HealthSources.ca
Title
HealthSources.ca - Health Resources and Information.
Description
In the last century we in the industrial nations witnessed a marked improvement in many of the indicators of human health. Infant mortality has been greatly reduced, life expectancy has increased significantly, many illnesses and injuries which were formerly fatal or incapacitating are now treatable. We tend to live longer, and be healthier.
This progress is largely due to advances such as public sanitation and sewage treatment, drinking water that is free of disease-causing bacteria, better nutrition, improved standards for handling food, and large-scale vaccination. Advances in medicine and pharmacology have contributed, though their contribution relative to public health measures is frequently over-stated.
These benefits have not been shared equally. In the third world, lack of food and clean drinking water kills millions. In Canada, Native peoples and the poor have worse health, less medical care, and lower life expectancies.
In the population at large, health issues continue to be a major focus of concern. Smoking -- including second-hand smoke -- and inappropriate diet are massive, preventable causes of ill health which reflect not only individual choices but also the effects of advertising, social pressures, and institutional policies.

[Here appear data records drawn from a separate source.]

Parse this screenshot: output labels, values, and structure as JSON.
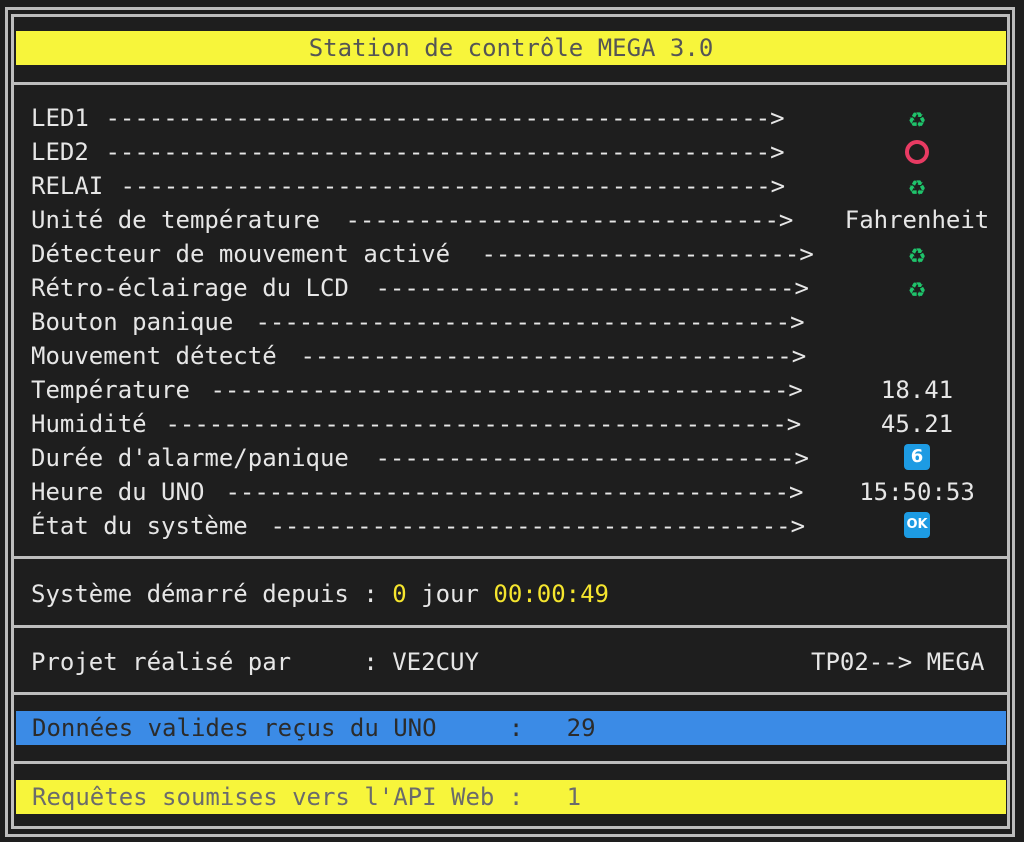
{
  "title": "Station de contrôle MEGA 3.0",
  "rows": [
    {
      "label": "LED1",
      "dashes": " ---------------------------------------------->",
      "value": "",
      "icon": "recycle-icon"
    },
    {
      "label": "LED2",
      "dashes": " ---------------------------------------------->",
      "value": "",
      "icon": "red-circle-icon"
    },
    {
      "label": "RELAI",
      "dashes": " --------------------------------------------->",
      "value": "",
      "icon": "recycle-icon"
    },
    {
      "label": "Unité de température",
      "dashes": " ------------------------------>",
      "value": "Fahrenheit",
      "icon": ""
    },
    {
      "label": "Détecteur de mouvement activé",
      "dashes": " ---------------------->",
      "value": "",
      "icon": "recycle-icon"
    },
    {
      "label": "Rétro-éclairage du LCD",
      "dashes": " ----------------------------->",
      "value": "",
      "icon": "recycle-icon"
    },
    {
      "label": "Bouton panique",
      "dashes": " ------------------------------------->",
      "value": "",
      "icon": ""
    },
    {
      "label": "Mouvement détecté",
      "dashes": " ---------------------------------->",
      "value": "",
      "icon": ""
    },
    {
      "label": "Température",
      "dashes": " ---------------------------------------->",
      "value": "18.41",
      "icon": ""
    },
    {
      "label": "Humidité",
      "dashes": " ------------------------------------------->",
      "value": "45.21",
      "icon": ""
    },
    {
      "label": "Durée d'alarme/panique",
      "dashes": " ----------------------------->",
      "value": "6",
      "icon": "badge-six-icon"
    },
    {
      "label": "Heure du UNO",
      "dashes": " --------------------------------------->",
      "value": "15:50:53",
      "icon": ""
    },
    {
      "label": "État du système",
      "dashes": " ------------------------------------>",
      "value": "OK",
      "icon": "badge-ok-icon"
    }
  ],
  "uptime": {
    "label": "Système démarré depuis : ",
    "days": "0",
    "day_word": " jour ",
    "time": "00:00:49"
  },
  "credits": {
    "label": "Projet réalisé par     : VE2CUY",
    "right": "TP02--> MEGA"
  },
  "uno_data": "Données valides reçus du UNO     :   29",
  "api_requests": "Requêtes soumises vers l'API Web :   1",
  "colors": {
    "title_bar": "#f7f53b",
    "blue_bar": "#3b8be6",
    "highlight": "#f5e52e",
    "recycle": "#1fc36b",
    "circle": "#e83b63",
    "badge": "#1d9be3"
  }
}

Workplace health issues are among the most serious and widespread of all health problems. Canadian workers and farmers are killed or injured at work in appalling numbers. Often they are exposed to noise, dust, radiation, and dangerous chemicals, at levels far above those considered `acceptable' for the population at large. Frequently they are deliberately lied to or kept in ignorance about the hazards which they face at work. (Asbestos companies, for example, knew for decades that asbestos was lethally dangerous before they admitted to their workers that the substance was in any way hazardous.) Workplace health issues are becoming a major battleground as workers fight for the right to earn a living without sacrificing their health.

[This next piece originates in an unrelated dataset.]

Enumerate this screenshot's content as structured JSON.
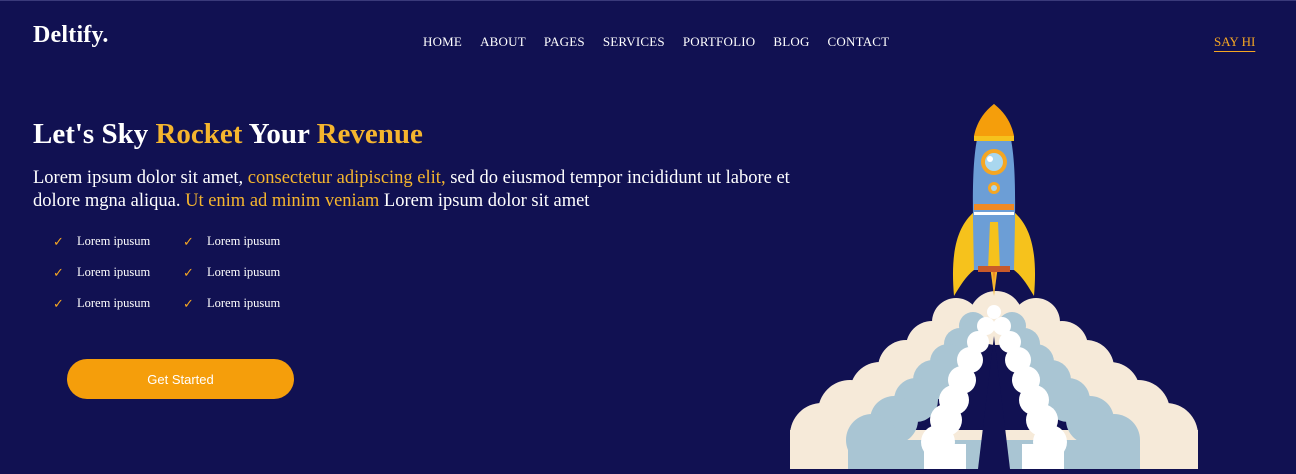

Such issues frequently become struggles for power, specifically the right of workers to full knowledge of the substances they are working with, the right to have a significant say in managing work to minimize health risks, and the right to refuse unsafe work without being penalized. The emergence of such issues presents a significant opportunity for alliances to be made between unions, environmental groups, and health organizations.

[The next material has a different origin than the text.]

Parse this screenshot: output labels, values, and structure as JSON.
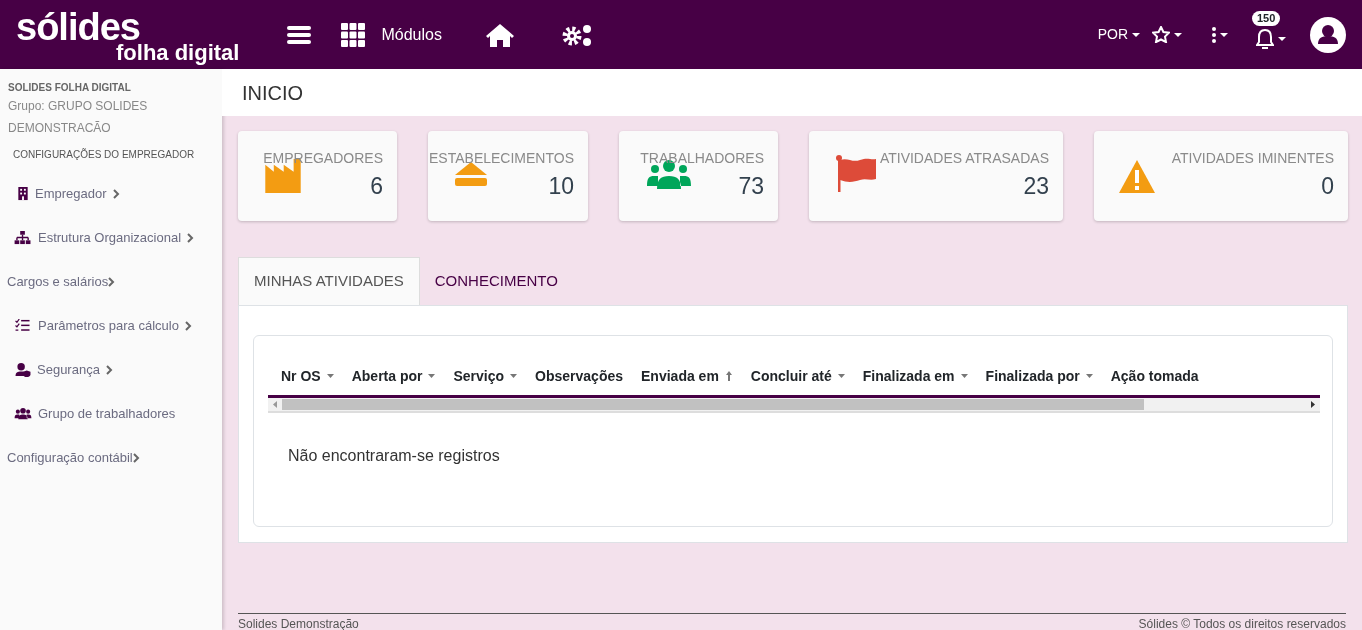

Environmental health issues have similarly become the subject of widespread concern as risks become known or suspected. Air and water pollution are linked to cancer and respiratory disease. Highly toxic chemicals lace our water supplies and the fish we eat. The thinning of the ozone layer makes us more vulnerable to the carcinogenic rays of the sun. Modern farming practices leave pesticide residues in our fruit and vegetables and anti-biotics and growth hormones in our meat. Rising levels of noise cause increased stress for many.
Pharmaceuticals are another issue of concern. One problem is the widespread over-prescribing or mis-prescribing of drugs, especially to the elderly, women, and psychiatric patients. Doctors are often lamentably ill-informed about the drugs they prescribe, with most of their information about particular drugs coming from the companies that sell them. The giant multi-national drug companies aggressively pursue their market share, all too frequently by producing drugs of little value, or their own brand-name versions of another company's already existing product.
In the third world, drug company marketing strategies have resulted in a tragic misallocation of scarce resources, and the companies continue to resist fiercely any efforts to adopt the `rational prescribing' policies advocated by the World Health Organization. In Canada, the drug multi-nationals, backed by the U.S. government, were successful in pressuring the government to pass legislation drastically restricting the right of independent pharmaceutical firms to produce cheaper generic equivalents of their expensive products.
Financial issues generally are contentious in the health care system. Government spending going to health care has been increasing rapidly, yet sectors of the health care system are suffering from underfunding. One important debate revolves around how much money should be going to `high-tech', hospital-oriented, doctor-driven approaches, and how much to education, prevention, home care, and other health care providers such as midwives, nurse-practitioners, and alternative healers.